Looking at Differences between blotch1 and blotch2 with sex
# Split the data by sex
sharksub_female <- sharksub_long %>% filter(sex == "Female")
sharksub_male <- sharksub_long %>% filter(sex == "Male")
# Run paired t-tests within each sex
t_test_female <- t.test(sharksub_female$value[sharksub_female$variable == "blotch1"],
sharksub_female$value[sharksub_female$variable == "blotch2"],
paired = TRUE)
#remebering that normality cannot be assumed for the male subset - ranked test used instead of standard t.test
t_test_male <- wilcox.test(sharksub$blotch1, sharksub$blotch2, paired = TRUE)
# Create a data frame to store the t-test results
t_test_results3 <- data.frame(
sex = c("Female", "Male"),
p_value = c(t_test_female$p.value, t_test_male$p.value)
)
print(t_test_results3)
sex p_value
1 Female 1.699676e-13
2 Male 1.606456e-09
# Plot box plot
ggplot(data = sharksub_long, aes(x = sex, y = value, fill = sex)) +
geom_boxplot(alpha = 0.5, outlier.shape = 16) +
facet_wrap(~ variable, scales = "free") +
scale_fill_manual(values = c("Female" = "blue", "Male" = "red")) +
labs(title = "Box Plots of Blotch1 and Blotch2 Time Grouped by Sex",
x = "Sex",
y = "Blotch Time (s)",
fill = "Sex") +
theme_minimal()
Note: We can see that there is a significant diference between the time of blotch1 and blotch2 when controlled by sex as well.

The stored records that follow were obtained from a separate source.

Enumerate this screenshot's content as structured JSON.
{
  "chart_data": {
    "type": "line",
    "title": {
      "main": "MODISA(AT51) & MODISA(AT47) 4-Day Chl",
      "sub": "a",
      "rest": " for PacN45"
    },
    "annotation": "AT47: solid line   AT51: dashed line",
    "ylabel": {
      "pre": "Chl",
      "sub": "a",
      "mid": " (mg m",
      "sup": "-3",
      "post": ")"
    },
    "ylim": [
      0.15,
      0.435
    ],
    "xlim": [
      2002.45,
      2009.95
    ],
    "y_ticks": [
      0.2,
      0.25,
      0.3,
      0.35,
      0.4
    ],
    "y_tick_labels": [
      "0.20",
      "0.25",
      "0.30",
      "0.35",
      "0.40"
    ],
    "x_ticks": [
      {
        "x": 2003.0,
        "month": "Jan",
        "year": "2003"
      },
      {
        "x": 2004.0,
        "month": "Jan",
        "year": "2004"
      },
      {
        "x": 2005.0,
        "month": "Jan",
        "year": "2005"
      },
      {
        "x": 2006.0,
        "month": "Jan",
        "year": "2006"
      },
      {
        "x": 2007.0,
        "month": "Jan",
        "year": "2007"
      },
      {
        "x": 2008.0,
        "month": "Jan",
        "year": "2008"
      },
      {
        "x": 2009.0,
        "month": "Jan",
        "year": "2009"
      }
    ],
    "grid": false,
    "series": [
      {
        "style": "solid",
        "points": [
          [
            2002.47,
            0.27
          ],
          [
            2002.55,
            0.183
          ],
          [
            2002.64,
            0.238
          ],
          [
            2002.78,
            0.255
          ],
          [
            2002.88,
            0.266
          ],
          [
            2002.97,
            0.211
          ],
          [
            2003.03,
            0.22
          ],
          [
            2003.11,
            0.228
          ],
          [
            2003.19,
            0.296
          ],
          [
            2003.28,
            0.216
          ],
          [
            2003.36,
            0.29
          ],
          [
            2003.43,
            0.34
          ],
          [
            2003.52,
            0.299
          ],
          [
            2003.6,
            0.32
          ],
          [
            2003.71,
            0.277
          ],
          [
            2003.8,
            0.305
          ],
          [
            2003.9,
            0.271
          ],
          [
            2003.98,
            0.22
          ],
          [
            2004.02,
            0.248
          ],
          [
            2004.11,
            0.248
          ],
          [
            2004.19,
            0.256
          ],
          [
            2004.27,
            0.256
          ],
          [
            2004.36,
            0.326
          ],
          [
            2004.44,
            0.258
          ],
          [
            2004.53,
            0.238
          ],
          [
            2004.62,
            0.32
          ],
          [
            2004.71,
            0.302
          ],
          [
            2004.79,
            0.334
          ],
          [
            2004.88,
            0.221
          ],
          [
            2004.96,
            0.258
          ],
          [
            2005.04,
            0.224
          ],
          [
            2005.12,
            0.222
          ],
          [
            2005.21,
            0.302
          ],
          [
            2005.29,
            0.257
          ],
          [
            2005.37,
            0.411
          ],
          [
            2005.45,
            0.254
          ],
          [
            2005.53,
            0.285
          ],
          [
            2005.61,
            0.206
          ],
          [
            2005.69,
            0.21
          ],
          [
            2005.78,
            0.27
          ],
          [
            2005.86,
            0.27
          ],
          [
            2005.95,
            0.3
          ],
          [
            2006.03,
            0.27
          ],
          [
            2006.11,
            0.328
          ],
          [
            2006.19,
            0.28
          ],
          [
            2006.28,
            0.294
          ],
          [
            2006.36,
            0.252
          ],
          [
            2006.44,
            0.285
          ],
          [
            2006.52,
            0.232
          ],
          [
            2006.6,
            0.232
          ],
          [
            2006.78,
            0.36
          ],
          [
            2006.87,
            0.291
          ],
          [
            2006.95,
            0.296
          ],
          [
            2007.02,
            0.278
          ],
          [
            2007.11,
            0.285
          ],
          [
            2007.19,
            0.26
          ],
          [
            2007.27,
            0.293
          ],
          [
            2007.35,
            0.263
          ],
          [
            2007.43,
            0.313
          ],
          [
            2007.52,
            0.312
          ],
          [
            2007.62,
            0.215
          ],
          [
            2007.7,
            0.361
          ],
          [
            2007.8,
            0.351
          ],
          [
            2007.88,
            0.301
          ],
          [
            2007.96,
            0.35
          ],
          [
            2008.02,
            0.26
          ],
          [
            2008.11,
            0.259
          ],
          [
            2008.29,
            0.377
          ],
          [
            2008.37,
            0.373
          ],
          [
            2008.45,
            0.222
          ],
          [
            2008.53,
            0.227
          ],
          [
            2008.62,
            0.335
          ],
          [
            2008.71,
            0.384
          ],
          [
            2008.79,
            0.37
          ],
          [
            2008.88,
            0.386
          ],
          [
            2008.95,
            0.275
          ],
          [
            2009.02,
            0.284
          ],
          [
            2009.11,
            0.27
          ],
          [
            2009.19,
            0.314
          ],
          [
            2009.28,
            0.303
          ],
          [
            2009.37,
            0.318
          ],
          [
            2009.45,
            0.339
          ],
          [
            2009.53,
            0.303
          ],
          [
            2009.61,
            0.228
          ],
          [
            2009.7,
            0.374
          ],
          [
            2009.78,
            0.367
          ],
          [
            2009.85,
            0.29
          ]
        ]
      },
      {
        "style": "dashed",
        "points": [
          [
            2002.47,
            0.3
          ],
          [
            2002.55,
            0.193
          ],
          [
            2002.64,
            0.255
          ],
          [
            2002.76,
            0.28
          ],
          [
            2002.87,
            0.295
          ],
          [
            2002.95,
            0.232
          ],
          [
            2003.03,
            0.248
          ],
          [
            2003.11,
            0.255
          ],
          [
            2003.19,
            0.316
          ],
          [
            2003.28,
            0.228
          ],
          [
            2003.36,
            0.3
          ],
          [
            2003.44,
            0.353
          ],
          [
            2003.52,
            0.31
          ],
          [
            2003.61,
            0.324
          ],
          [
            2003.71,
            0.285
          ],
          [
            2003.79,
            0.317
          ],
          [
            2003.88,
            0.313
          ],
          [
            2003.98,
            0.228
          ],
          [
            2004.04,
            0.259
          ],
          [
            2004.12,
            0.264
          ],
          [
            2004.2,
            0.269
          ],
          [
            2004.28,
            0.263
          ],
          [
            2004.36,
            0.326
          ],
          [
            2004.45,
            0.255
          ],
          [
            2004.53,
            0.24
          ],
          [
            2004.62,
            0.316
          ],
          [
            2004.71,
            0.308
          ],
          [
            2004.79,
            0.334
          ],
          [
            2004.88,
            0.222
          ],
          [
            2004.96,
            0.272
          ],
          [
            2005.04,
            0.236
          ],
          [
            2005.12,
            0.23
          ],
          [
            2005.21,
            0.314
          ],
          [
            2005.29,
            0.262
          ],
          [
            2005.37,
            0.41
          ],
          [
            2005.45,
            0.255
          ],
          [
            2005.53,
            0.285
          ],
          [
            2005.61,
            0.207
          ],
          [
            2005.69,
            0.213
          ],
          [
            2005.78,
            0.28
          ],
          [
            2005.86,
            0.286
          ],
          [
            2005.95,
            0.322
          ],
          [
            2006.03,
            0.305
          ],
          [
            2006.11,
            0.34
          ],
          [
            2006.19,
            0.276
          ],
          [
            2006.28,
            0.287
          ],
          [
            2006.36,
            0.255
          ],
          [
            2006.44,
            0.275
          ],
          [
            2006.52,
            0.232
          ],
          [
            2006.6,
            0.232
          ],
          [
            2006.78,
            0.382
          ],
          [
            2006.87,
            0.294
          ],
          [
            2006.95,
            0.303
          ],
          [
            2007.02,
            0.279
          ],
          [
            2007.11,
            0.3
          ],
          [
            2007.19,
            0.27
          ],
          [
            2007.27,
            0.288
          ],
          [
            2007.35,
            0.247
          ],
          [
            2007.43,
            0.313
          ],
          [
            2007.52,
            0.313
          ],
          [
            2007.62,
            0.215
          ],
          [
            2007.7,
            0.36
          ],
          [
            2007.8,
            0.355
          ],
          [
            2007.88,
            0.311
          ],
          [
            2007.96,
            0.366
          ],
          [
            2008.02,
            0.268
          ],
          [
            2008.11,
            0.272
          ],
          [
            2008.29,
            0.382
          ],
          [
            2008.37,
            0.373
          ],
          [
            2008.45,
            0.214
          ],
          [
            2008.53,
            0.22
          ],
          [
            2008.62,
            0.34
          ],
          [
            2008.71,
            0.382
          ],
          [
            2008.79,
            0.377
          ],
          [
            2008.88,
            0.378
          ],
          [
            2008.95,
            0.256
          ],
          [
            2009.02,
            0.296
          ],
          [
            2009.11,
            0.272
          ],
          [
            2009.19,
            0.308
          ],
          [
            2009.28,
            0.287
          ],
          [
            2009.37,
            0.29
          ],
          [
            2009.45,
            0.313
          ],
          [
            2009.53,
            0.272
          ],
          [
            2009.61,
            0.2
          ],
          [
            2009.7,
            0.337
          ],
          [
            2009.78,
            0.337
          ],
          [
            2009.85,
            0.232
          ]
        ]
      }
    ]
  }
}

It is worth assessing if there is significance in the data between male and female when looking at each blotch event. There was with the larger dataset.
# Tests for blotch1
t_test_ss1 <- t.test(blotch1 ~ sex, data = sharksub, var.equal = TRUE)
# Tests for blotch2
t_test_ss2 <- t.test(blotch2 ~ sex, data = sharksub, var.equal = TRUE)
# Create a data frame to store the t-test results
t_test_results <- data.frame(
Blotch_Event = c("1", "2"),
p_value = c(t_test_ss1$p.value, t_test_ss2$p.value)
)
# Print the t-test results
print(t_test_results)
Blotch_Event p_value
1 1 0.1499993
2 2 0.2224073
Interestingly, there is no difference between male and female in each of the blotch events.